Kirchhofs neuer Vorschlag funktioniert nach dem gleichen Muster wie 2005. Die unterschiedlichen Steuersätze für Arme und Reiche will er mehr oder weniger abschaffen und durch einen einheitlichen Steuersatz auf Arbeitseinkommen von 25 Prozent ersetzen. Nur für kleine Einkommen bis 20.000 Euro jährlich soll es zwei niedrigere Stufen geben. Damit stellt sich die alte Gerechtigkeitsfrage erneut: Warum sollen Kleinverdiener und Millionäre denselben Steuersatz zahlen? Wohlhabende und Reiche würden damit im Vergleich zur gegenwärtigen Situation massiv begünstigt.
Finanzprofessor Kirchhof versucht der Gerechtigkeitsfrage auszuweichen, indem er mit dem Argument der Einfachheit punktet. Sein schmaler Entwurf für ein neues Bundessteuergesetzbuch holzt den gegenwärtigen Paragrafen-Dschungel komplett ab. Von 33.000 Steuerregeln sollen nur noch 146 bleiben.
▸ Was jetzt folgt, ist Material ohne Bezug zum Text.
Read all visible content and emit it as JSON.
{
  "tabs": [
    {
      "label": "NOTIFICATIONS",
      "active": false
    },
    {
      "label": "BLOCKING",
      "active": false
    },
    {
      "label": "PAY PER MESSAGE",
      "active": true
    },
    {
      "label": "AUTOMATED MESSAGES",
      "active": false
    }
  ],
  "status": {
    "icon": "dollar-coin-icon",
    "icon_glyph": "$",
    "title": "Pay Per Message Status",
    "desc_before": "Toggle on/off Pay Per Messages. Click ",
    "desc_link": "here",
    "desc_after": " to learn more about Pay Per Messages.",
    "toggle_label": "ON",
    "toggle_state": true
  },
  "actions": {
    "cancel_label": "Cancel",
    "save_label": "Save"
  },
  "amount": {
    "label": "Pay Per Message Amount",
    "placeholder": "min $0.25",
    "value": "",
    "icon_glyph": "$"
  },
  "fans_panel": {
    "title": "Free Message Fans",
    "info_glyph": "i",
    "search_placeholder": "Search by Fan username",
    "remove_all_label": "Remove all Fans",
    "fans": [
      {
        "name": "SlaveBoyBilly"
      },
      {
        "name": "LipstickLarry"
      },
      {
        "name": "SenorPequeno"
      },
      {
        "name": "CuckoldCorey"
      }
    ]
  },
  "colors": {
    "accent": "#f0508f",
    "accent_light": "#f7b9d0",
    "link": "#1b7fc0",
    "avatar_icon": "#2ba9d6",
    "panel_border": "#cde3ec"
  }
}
Der Staat soll Steuern nur auf Einkommen, Verbrauch, Umsatz und Erbschaften erheben, diese dann aber auch eintreiben. Kirchhoff schwebt eine Steuerverwaltung vor, die die Bürger verstehen, der sie aber auch gehorchen. Die Autorität des Finanzamtes steigt damit, dass es keine Ausnahmen von den wenigen Regeln mehr geben soll.
Die Bürger müssten keinen Solidaritätsbeitrag für den Osten mehr zahlen, die Energieverbraucher keine Ökosteuer und die Unternehmen keine Gewinnsteuer. Alle Firmenerlöse würden als Einkommen abgerechnet. Eine andere Steuerart, die wegfiele, wäre auch die kommunale Gewerbesteuer. Und wie sollen die Städte dann die Kindestagesstätten und Theater finanzieren? Indem sie einen Zuschlag zur Einkommensteuer erheben dürften, sagt Kirchhof. Mit genau diesem Vorschlag ist unlängst Bundesfinanzminister Wolfgang Schäuble nach monatelangen Bemühungen gescheitert.
Das sagt Einiges über die Realisierungschancen des Kirchhof-Modells. Sie liegen exakt bei Null. FDP-Finanzexperte Volker Wissing sagte gestern zwar, er finde die Radikalkur gut und würde „einen Gesetzentwurf der Union zur Umsetzung konstruktiv begleiten“. Die Union allerdings wird den Teufel tun, weil sie 2005 durch Kirchhof Millionen Stimmen verlor.
Wie also wird diese steuerpolitische Midlife-Crises verlaufen? Die Bundespolitik ist für einige Zeit durcheinander, findet dann aber auf den vorherigen Weg zurück und macht weiter wie bisher.